30 września to dla lotniska w Modlinie doniosła data nie tylko dlatego, że od tego dnia wraca tam Ryanair. Sporo firm — linii lotniczych, czarterowych i biur podróży — będzie się przyglądać, jak nowy port sprawdzi się tym razem.

— Już jesteśmy po rozmowach z lotniskiem Modlin. Jeśli Ryanair będzie dobrze tu funkcjonować, ustawimy kilka lotów z tego portu. Możemy rozpocząć tę ofertę od sezonu lato 2014, czyli od 1 kwietnia przyszłego roku — mówi Piotr Henicz, wiceprezes Itaki.
Zapewnia, że klient będzie mieć zawsze wybór, z którego portu w stolicy chce lecieć. Niewykluczone, że wycieczki z Modlina będą tańsze. Władze lotniska rozmawiały też z linią czarterową Small Planet Airlines.
— Jesteśmy zainteresowani, by wykonywać kilka lotów tygodniowo z portu w Modlinie, ale finalnie jest to uzależnione od zainteresowania ze strony touroperatorów, z którymi toczymy rozmowy. Na razie nie planujemy bazowania tu samolotów — mówi Jarosław Jeschke, wiceprezes Small Planet Airlines. Przedstawiciele Modlina przyznają, że rozmawiają ze wszystkimi potencjalnymi partnerami. — W szczególności zależy nam na współpracy z Itaką — mówi Magdalena Bojarska z Lotniska Modlin.
To będzie drugie podejście Itaki do Modlina.
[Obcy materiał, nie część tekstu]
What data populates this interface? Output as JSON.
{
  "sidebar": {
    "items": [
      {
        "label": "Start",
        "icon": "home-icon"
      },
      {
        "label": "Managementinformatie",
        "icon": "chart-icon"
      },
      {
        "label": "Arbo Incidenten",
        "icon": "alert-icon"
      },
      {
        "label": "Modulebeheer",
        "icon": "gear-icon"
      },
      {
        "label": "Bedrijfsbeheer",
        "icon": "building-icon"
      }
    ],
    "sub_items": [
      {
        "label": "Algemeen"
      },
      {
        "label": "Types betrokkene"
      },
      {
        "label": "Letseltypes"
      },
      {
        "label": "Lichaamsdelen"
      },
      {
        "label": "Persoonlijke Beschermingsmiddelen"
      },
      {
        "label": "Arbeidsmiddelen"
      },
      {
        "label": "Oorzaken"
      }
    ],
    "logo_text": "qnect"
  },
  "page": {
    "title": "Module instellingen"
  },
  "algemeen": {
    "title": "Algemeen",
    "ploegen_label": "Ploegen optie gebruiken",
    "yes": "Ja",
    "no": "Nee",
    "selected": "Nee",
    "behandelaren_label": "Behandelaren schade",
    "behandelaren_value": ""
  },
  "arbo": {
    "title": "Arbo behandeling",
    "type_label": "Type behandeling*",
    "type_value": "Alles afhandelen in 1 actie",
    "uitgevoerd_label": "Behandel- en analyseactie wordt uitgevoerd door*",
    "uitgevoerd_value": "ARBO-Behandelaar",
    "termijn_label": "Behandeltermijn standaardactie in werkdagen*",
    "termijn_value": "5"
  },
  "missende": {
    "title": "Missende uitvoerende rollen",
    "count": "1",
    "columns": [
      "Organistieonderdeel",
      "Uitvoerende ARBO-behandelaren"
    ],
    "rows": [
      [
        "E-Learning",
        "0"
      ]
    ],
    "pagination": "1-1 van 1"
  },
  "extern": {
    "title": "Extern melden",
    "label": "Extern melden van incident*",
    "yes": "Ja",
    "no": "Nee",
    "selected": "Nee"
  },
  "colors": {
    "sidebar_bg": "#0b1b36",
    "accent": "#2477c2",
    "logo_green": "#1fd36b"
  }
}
Już tego lata biuro planowało 11 lotów z tego portu. — Zaczęliśmy sprzedawać taką ofertę od listopada 2012 r. i musieliśmy się wycofać — przyznaje Piotr Henicz.
Lotnisko „wystartowało” latem ubiegłego roku, ale od grudnia do lipca było zamknięte, bo trwał remont pasa startowego. Oprócz poprawionego pasa, na lotnisku ma działać system ILS, który umożliwia lądowanie przy złej pogodzie. Dzięki temu w niepamięć poszłaby nieoficjalna nazwa lotniska — Mgłodlin.
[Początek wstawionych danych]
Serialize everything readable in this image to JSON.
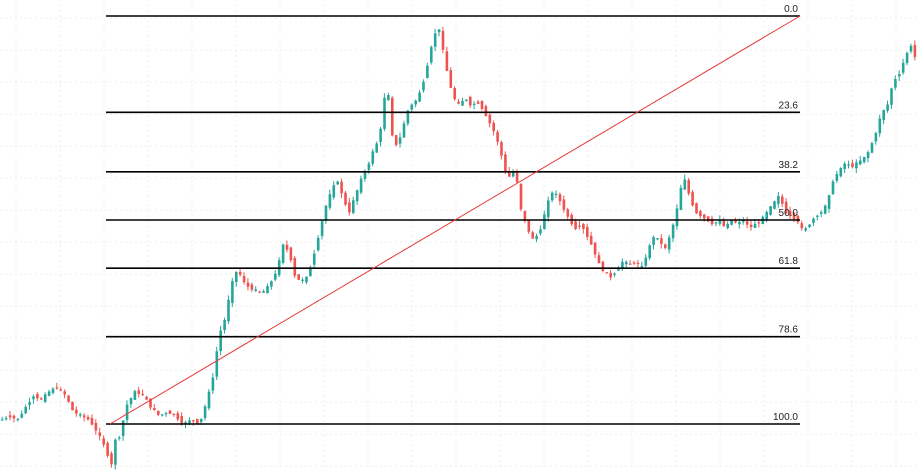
{
  "chart_data": {
    "type": "candlestick",
    "title": "",
    "xlabel": "",
    "ylabel": "",
    "grid": true,
    "colors": {
      "up": "#26a69a",
      "down": "#ef5350",
      "fib_line": "#000000",
      "trend_line": "#e53935",
      "grid": "#ececec"
    },
    "fibonacci_levels": [
      {
        "label": "0.0",
        "ratio": 0.0
      },
      {
        "label": "23.6",
        "ratio": 0.236
      },
      {
        "label": "38.2",
        "ratio": 0.382
      },
      {
        "label": "50.0",
        "ratio": 0.5
      },
      {
        "label": "61.8",
        "ratio": 0.618
      },
      {
        "label": "78.6",
        "ratio": 0.786
      },
      {
        "label": "100.0",
        "ratio": 1.0
      }
    ],
    "price_path": [
      [
        0,
        0.99
      ],
      [
        8,
        0.98
      ],
      [
        16,
        0.99
      ],
      [
        24,
        0.96
      ],
      [
        32,
        0.93
      ],
      [
        40,
        0.94
      ],
      [
        48,
        0.92
      ],
      [
        56,
        0.91
      ],
      [
        64,
        0.93
      ],
      [
        72,
        0.97
      ],
      [
        80,
        0.98
      ],
      [
        88,
        0.99
      ],
      [
        96,
        1.02
      ],
      [
        104,
        1.06
      ],
      [
        110,
        1.1
      ],
      [
        114,
        1.04
      ],
      [
        118,
        1.03
      ],
      [
        126,
        0.95
      ],
      [
        134,
        0.92
      ],
      [
        142,
        0.93
      ],
      [
        150,
        0.96
      ],
      [
        158,
        0.98
      ],
      [
        166,
        0.97
      ],
      [
        174,
        0.98
      ],
      [
        182,
        1.0
      ],
      [
        190,
        0.99
      ],
      [
        198,
        1.0
      ],
      [
        206,
        0.94
      ],
      [
        212,
        0.88
      ],
      [
        218,
        0.78
      ],
      [
        224,
        0.74
      ],
      [
        230,
        0.66
      ],
      [
        236,
        0.62
      ],
      [
        244,
        0.66
      ],
      [
        252,
        0.67
      ],
      [
        260,
        0.68
      ],
      [
        268,
        0.66
      ],
      [
        276,
        0.62
      ],
      [
        282,
        0.56
      ],
      [
        288,
        0.58
      ],
      [
        294,
        0.64
      ],
      [
        300,
        0.65
      ],
      [
        306,
        0.64
      ],
      [
        312,
        0.59
      ],
      [
        318,
        0.53
      ],
      [
        324,
        0.47
      ],
      [
        330,
        0.43
      ],
      [
        336,
        0.4
      ],
      [
        342,
        0.45
      ],
      [
        348,
        0.48
      ],
      [
        354,
        0.44
      ],
      [
        360,
        0.4
      ],
      [
        366,
        0.37
      ],
      [
        372,
        0.33
      ],
      [
        378,
        0.3
      ],
      [
        382,
        0.22
      ],
      [
        386,
        0.16
      ],
      [
        390,
        0.29
      ],
      [
        396,
        0.32
      ],
      [
        402,
        0.27
      ],
      [
        408,
        0.22
      ],
      [
        414,
        0.21
      ],
      [
        420,
        0.18
      ],
      [
        426,
        0.12
      ],
      [
        432,
        0.05
      ],
      [
        438,
        0.03
      ],
      [
        442,
        0.09
      ],
      [
        446,
        0.14
      ],
      [
        452,
        0.2
      ],
      [
        458,
        0.22
      ],
      [
        464,
        0.2
      ],
      [
        470,
        0.22
      ],
      [
        476,
        0.21
      ],
      [
        482,
        0.23
      ],
      [
        488,
        0.26
      ],
      [
        494,
        0.29
      ],
      [
        500,
        0.34
      ],
      [
        506,
        0.4
      ],
      [
        512,
        0.38
      ],
      [
        516,
        0.41
      ],
      [
        520,
        0.48
      ],
      [
        526,
        0.52
      ],
      [
        532,
        0.55
      ],
      [
        538,
        0.53
      ],
      [
        544,
        0.48
      ],
      [
        550,
        0.43
      ],
      [
        556,
        0.44
      ],
      [
        562,
        0.47
      ],
      [
        568,
        0.5
      ],
      [
        574,
        0.52
      ],
      [
        580,
        0.51
      ],
      [
        586,
        0.54
      ],
      [
        592,
        0.57
      ],
      [
        598,
        0.61
      ],
      [
        604,
        0.63
      ],
      [
        610,
        0.64
      ],
      [
        616,
        0.62
      ],
      [
        622,
        0.6
      ],
      [
        628,
        0.61
      ],
      [
        634,
        0.6
      ],
      [
        640,
        0.62
      ],
      [
        646,
        0.58
      ],
      [
        652,
        0.54
      ],
      [
        658,
        0.55
      ],
      [
        664,
        0.57
      ],
      [
        670,
        0.53
      ],
      [
        676,
        0.47
      ],
      [
        682,
        0.39
      ],
      [
        688,
        0.44
      ],
      [
        694,
        0.48
      ],
      [
        700,
        0.49
      ],
      [
        706,
        0.5
      ],
      [
        712,
        0.51
      ],
      [
        718,
        0.5
      ],
      [
        724,
        0.52
      ],
      [
        730,
        0.5
      ],
      [
        736,
        0.51
      ],
      [
        742,
        0.5
      ],
      [
        748,
        0.52
      ],
      [
        754,
        0.51
      ],
      [
        760,
        0.5
      ],
      [
        766,
        0.48
      ],
      [
        772,
        0.46
      ],
      [
        778,
        0.44
      ],
      [
        784,
        0.48
      ],
      [
        790,
        0.49
      ],
      [
        796,
        0.5
      ],
      [
        802,
        0.53
      ],
      [
        808,
        0.51
      ],
      [
        814,
        0.49
      ],
      [
        820,
        0.48
      ],
      [
        826,
        0.46
      ],
      [
        832,
        0.4
      ],
      [
        838,
        0.38
      ],
      [
        844,
        0.36
      ],
      [
        850,
        0.37
      ],
      [
        856,
        0.36
      ],
      [
        862,
        0.35
      ],
      [
        868,
        0.33
      ],
      [
        874,
        0.29
      ],
      [
        880,
        0.24
      ],
      [
        886,
        0.22
      ],
      [
        892,
        0.16
      ],
      [
        898,
        0.14
      ],
      [
        904,
        0.1
      ],
      [
        910,
        0.07
      ],
      [
        916,
        0.12
      ]
    ]
  }
}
Jeszcze w tym tygodniu ILS zostanie wpisany do Rejestru Urządzeń Naziemnych (LUN) w Urzędzie Lotnictwa Cywilnego. Według planu, system ILS w kategorii I będzie mógł być wykorzystywany w procedurze lądowania od 19 września. Prowadzone są testy umożliwiające pracę ILS w kategorii II. Powinny się zakończyć w styczniu. Pozostałe duże biura podróży, w tym TUI czy Rainbow Tours, na razie nie myślą o Modlinie.
— Oferowaliśmy loty z Modlina pod koniec ubiegłego roku. Popyt był bardzo znikomy. Klienci nie oczekiwali od nas tego produktu — mówi Marek Andryszak, prezes TUI Poland.
— Lotnisko w Modlinie jest pod względem położenia dużo mniej atrakcyjne dla warszawiaków. Niedogodności dojazdu nie rekompensują niższe koszty obsługi, które szacuję na kilkadziesiąt złotych — mówi Grzegorz Baszczyński, prezes Rainbow Tours.